With Bitcoin topping $11,000 this weekend for the first time since March 2018, the crypto winter is definitely over. The same cannot be said for enterprise blockchain initiatives. To be fair, the term more commonly used to describe the current period of blockchain development is Trough of Disillusionment. This refers to the famous Gartner hype cycle when interest in a new technology diminishes as projects fail or take longer to deliver on their promises.
Source: Gartner
It has been 5 years since banks, exchanges, VC firms and others started investing heavily in distributed ledger technology, hoping it would revolutionize financial services and deliver annual savings of $20bn according to one estimate at the time. In our 2016 paper Blockchain Adoption in Capital Markets we found that 80% of financial services executives working in the space expected it to enable meaningful changes in at least one use case by now. In reality, while there have been numerous successful PoCs across equity, fixed income, FX and derivative markets, none have achieved the radical transformation that was expected.
The longer development cycles, high burn rates and low profitability is having an impact on companies in the space. Many firms have announced layoffs or restructurings, with UK firm SETL the biggest casualty – insolvent and appointing administrators (often a pre-cursor to a bankruptcy filing).
This has given rise to a fair amount of schadenfreude among the blockchain non-believers who feel their skepticism has at last been proved right, and that blockchain is on its way to the graveyard of failed technologies somewhere in between Betamax and the C5 electric tricycle.
Source: BBC
It is a very different story however, when you speak with the teams who are actually working on DLT initiatives. In a recent study we asked 162 executives at financial services companies how their outlook had changed with respect to enterprise blockchain, and we discovered that in fact they are more optimistic today than they were a year ago. As one innovation lead at a global investment bank told us: “Proofs of Concepts have shown ideas to be workable over the last year or so.”
Source: Greenwich Associates 2019 Blockchain Study. Based on 162 responses.

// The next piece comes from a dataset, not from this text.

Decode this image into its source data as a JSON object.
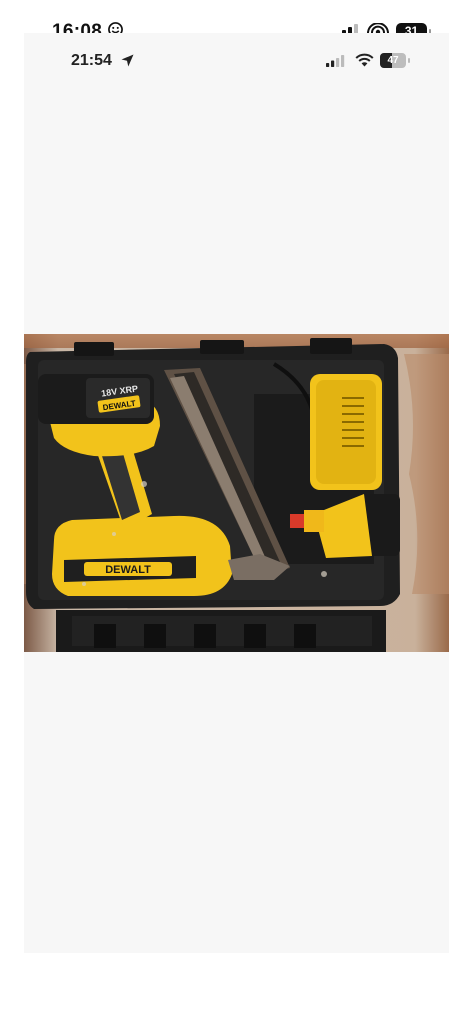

The fact is that delays, failures, and pivots are an essential part of entrepreneurship and innovative technological development. Only by coming up against obstacles and dead ends do we realize the limits of the technology and the most productive paths to follow. The changes we are seeing in the space should be seen as a positive evolution and not a blight. It is sound business decision for ConsenSys to focus on accountability and revenue for the projects it oversees. Digital Asset Holdings’ decision to open source their smart contract language already seems to be paying off with the announcement that it is now running on the Hyperledger platform and R3’s Corda DLT. For R3’s part, in addition to collaborating with DAH, they are increasing focus on newer applications of blockchain technology such as security tokens, which could prove fruitful as described in recent Greenwich research.
Blockchain is not a panacea to all the problems of the market (See Steampunk Settlement for a discussion of the limitations), and it may take years to reach its full potential. But it is important to remember that after the Trough of Disillusionment comes the Slope of Enlightenment as second and third generation products offer incremental improvement over legacy technologies and the Plateau of Productivity when mainstream adoption begins to take off.